You have incorporated classic books into the story. Why have you done this and could you mention some of particular significance?

I have been told I was the youngest ever card-carrying member of my local library, and I don’t remember a time when books didn’t bring me comfort, wonder and joy. From the moment I saw the 1980s telemovie of Anne of Green Gables, I longed to be a writer. Books have given me so much in my life. They have been the source of friendship, inspiration, solace, escape and purpose. So The End of the World Is Bigger Than Love is my chance to say a deep and heartfelt ‘THANK YOU!’ to the books and writers that formed me, and the time and care they spent in giving their stories to the world.

The Secret Garden, Extremely Loud and Incredibly Close and The Diary of a Young Girl by Anne Frank all influence the plot in small but powerful ways. To Kill a Mockingbird is a source of joyous familiarity for Summer and Winter, and you could argue that The Outsiders is the key to the whole thing. It’s my greatest hope that younger readers will be inspired to go and explore these books if they’ve never come across them – though I must call out the extreme lack of writers of colour in the list I reference. It was a shock to me to pull these out of my bookshelf and see that the authors were 100 per cent white, and to realise that I hardly seem to have read any own voices stories until I was in my twenties. Thank goodness for the progress the world has made in this regard through the #ownvoices movement.

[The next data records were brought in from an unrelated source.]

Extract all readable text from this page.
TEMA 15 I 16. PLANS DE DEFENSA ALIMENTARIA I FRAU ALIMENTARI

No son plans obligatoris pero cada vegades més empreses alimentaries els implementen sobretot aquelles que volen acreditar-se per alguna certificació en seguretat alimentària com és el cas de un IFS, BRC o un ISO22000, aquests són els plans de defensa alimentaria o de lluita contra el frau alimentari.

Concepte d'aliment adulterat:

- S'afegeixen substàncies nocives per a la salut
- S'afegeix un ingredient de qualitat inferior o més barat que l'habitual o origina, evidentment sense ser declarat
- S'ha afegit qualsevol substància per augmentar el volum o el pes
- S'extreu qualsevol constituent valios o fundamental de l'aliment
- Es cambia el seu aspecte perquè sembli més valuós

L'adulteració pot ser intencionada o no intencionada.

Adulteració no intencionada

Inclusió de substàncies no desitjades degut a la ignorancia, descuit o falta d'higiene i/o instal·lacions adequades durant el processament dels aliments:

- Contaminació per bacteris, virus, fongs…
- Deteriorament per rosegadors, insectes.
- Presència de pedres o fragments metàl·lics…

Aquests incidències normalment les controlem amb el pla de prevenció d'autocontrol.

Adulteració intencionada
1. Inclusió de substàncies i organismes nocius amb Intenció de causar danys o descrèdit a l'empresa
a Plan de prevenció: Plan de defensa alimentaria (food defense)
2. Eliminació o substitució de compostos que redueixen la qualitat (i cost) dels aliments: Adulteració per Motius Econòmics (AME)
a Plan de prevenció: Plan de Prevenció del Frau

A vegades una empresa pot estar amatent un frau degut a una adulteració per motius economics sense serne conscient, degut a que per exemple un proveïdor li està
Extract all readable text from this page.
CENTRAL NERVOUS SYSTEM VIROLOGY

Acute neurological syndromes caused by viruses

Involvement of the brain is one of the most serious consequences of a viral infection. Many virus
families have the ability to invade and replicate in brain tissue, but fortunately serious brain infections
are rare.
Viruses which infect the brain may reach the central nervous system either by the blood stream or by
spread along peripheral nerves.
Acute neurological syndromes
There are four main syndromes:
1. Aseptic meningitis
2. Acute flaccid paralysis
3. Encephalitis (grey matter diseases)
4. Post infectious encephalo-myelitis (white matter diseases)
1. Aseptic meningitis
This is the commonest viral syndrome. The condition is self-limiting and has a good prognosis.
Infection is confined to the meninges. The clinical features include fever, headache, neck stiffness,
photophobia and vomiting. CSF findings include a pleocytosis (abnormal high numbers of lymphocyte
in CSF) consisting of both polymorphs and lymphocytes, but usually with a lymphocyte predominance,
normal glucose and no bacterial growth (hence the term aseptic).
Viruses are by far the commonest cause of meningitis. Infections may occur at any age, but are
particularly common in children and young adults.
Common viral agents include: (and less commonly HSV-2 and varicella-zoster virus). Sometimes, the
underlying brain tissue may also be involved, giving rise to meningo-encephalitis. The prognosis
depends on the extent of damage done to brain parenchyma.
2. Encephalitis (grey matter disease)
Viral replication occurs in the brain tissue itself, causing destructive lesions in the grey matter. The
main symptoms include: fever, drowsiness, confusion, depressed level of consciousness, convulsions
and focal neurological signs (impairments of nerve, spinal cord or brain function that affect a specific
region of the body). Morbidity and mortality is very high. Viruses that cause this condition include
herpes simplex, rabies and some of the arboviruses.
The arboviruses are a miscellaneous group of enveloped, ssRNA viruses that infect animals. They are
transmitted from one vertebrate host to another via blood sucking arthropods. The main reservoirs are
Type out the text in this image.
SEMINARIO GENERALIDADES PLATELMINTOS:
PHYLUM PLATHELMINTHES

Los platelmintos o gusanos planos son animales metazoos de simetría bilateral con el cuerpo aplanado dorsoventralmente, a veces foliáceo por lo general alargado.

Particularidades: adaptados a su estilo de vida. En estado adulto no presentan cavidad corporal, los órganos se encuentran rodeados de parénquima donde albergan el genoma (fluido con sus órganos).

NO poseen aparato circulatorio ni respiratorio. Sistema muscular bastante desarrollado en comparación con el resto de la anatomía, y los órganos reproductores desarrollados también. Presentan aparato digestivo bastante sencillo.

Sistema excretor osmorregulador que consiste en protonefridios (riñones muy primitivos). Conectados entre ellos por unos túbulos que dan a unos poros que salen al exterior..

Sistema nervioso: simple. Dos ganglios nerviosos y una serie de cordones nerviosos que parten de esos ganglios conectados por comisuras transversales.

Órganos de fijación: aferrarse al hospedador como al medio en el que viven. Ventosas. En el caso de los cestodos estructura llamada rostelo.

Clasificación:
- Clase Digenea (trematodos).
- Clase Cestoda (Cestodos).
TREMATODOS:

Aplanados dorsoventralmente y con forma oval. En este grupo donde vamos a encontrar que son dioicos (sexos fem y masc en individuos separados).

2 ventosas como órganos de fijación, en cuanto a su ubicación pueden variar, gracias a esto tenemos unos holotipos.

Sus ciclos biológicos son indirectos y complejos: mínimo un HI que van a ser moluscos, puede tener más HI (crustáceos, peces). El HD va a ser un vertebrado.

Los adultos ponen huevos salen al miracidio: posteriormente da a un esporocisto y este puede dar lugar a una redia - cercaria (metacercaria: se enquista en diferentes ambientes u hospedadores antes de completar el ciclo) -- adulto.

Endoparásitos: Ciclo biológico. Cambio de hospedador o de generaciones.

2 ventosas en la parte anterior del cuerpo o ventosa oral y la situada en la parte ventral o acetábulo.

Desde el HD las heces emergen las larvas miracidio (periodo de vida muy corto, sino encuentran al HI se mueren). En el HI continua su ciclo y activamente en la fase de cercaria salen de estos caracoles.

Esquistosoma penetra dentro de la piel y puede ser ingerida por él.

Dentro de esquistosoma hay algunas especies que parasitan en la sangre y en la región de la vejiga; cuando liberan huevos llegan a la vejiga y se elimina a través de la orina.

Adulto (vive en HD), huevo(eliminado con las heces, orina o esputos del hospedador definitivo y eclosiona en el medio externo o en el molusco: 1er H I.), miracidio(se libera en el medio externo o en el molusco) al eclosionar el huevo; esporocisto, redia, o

I was reminded of some other outstanding books while reading The End of the World is Bigger than Love – Meg Rosoff’s How I Live Now, Lucy Christopher’s Storm-Wake and Elizabeth Knox’s Mortal Fire. Were you influenced by any of these authors? If not, by any other works?

I haven’t read Lucy or Elizabeth’s books (but I just ordered them – thanks for the tip!). However, How I Live Now was a huge influence in so many ways. It’s the book that showed me the power of committing unequivocally to a conversational first-person voice – the intimacy and pathos it can stir in the reader. I think How I Live Now is the most incredible masterclass in forming a character with a tough exterior hiding a vulnerability they can’t quite look in the face. Upon finishing it, I was – as Summer would say – Forever Changed.

Could you tell us about some of your other books?

My most well-known book is All the Ways To Be Smart, which is a picture book based on Howard Gardener’s Theory of Multiple Intelligences. It’s illustrated by the amazingly talented Allison Colpoys, and it’s our third book together. (The previous ones were The Underwater Fancy-dress Parade and Under the Love Umbrella.) With this text, I wanted to say to each and every kid, ‘You might not always feel like it, and school might make you feel dumb and less-than sometimes, but you have your own unique and precious talents! You won’t always be the best, but you’re enough just as you are.’

My junior fiction series (Lemonade Jones) is about a naughty Year One, and was inspired by my love of Beverly Cleary’s stories about Ramona Quimby. And the books I am probably most proud of are the Corner Park Clubhouse novels for 8-12-year-olds, which are an homage to The Baby-sitters Club and the TV show Parks and Recreation, but also explore the grief and joy of growing up.

I can’t imagine what you might write after this. What are you thinking about writing?

I’ve had a few years of non-stop deadlines, and the publication of this book marks the end of a long string of commitments. Now I am free and I am also tired, and inspiration is eluding me. But a lot of people have been asking me this question, and I find myself saying that I’m going to write a rom com for adults – something light and uplifting and moreish. So let’s go with that.

How can your readers contact you?

I have a website with a contact form and my email address, and I have an Instagram account: @davina.bell.

It is very difficult to sustain this style of writing but Davina Bell has balanced it brilliantly. Although her world is dangerous, she has crafted a wondrous experience lit by the sun, moon and light to beckon us into love.